Jeffrey Jason Cooper lured Asian college students to Florida for the summer with the opportunity of doing clerical work for his Miami Beach yoga studio. When they arrived, the students were informed that no such yoga studio existed. Instead, Cooper ran an erotic massage parlor and forced the students into performing sex acts for money instead.
Those are the claims made in an indictment handed down this morning from the Southern District of Florida U.S. Attorney’s Office. Cooper faces 11 charges related to the sex-trafficking scheme.
Cooper, a Miami Beach resident, originally tried to make his scheme appear on the level. He recruited the students under the guidelines of the Department of State's Summer Work Travel program in 2011. It's a temporary visa program that encourages foreign students to experience "the people, culture, and way of life in the United States."
Under the alias "Dr.

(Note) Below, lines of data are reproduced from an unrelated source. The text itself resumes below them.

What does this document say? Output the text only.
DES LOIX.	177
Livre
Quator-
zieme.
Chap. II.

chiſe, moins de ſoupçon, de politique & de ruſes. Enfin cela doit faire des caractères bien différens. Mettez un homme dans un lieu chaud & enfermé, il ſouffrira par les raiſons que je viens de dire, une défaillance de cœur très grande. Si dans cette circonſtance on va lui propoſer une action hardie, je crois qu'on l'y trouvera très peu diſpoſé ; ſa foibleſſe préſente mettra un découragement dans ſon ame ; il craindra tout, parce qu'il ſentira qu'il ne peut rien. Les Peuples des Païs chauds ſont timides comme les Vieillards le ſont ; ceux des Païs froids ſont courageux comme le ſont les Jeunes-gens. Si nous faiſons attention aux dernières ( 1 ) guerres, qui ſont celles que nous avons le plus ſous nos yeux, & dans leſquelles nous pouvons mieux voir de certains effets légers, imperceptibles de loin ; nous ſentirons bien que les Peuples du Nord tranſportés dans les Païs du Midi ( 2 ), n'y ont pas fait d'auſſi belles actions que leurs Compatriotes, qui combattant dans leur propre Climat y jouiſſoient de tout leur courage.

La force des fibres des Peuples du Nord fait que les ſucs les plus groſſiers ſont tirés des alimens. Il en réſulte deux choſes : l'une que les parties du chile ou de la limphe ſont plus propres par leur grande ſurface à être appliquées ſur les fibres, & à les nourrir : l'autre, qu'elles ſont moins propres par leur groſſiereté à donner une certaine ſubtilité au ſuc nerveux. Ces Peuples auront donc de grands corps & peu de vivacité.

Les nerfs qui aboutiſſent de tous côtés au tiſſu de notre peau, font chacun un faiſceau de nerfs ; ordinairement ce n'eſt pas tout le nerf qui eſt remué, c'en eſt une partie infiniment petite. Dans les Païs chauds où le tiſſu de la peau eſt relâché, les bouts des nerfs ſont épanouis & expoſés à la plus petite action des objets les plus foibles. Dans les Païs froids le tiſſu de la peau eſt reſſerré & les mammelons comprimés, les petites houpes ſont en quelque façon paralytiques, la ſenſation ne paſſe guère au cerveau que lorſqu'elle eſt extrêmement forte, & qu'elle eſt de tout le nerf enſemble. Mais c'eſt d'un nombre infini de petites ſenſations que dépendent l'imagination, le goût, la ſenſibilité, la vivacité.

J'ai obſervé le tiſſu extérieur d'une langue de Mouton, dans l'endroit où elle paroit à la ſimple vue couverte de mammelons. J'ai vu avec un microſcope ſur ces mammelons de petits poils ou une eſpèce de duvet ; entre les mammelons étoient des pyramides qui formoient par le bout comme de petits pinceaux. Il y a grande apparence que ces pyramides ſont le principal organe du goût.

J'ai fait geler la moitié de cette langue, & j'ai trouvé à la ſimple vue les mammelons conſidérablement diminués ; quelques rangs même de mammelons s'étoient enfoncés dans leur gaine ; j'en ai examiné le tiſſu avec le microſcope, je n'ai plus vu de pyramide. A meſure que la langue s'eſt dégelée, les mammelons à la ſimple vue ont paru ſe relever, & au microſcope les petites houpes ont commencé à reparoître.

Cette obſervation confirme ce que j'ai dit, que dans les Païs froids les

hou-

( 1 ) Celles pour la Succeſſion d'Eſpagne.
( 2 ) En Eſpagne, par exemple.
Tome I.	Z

Janardana Dasa," Cooper claimed he owned and operated a studio known as Janardana's Yoga and Wellness S.A. He even went through the trouble of setting up a LinkedIn account to claim he owned such a studio.
Through an authorized international educational exchange organization based in Chicago, Cooper made written job offers to students from Kazakhstan claiming they would be able to do clerical work in the studio. In exchange, they would live in apartments above the studio.
Never mind the fact that "yoga studio clerical worker" doesn't sound like a job that exists; the yoga studio itself never existed.
Two female students ended up agreeing to the deal, but when the students arrived in the summer of 2011, they were told they would be "expected to perform erotic massages and sex acts in exchange for money." Cooper had existing workers explain to the students what they were expected to do. The women were forced to work in the parlor from June through August of 2011.
Cooper now faces charges of sex trafficking and attempted sex trafficking by fraud, wire fraud, importation of aliens for prostitution or immoral purposes, and use of a facility of interstate commerce to operate a prostitution enterprise. He also faces charges for trying to recruit three other students.
If convicted on the sex-trafficking charges, Cooper faces at least a mandatory minimum sentence of 15 years in prison, but he could get much more.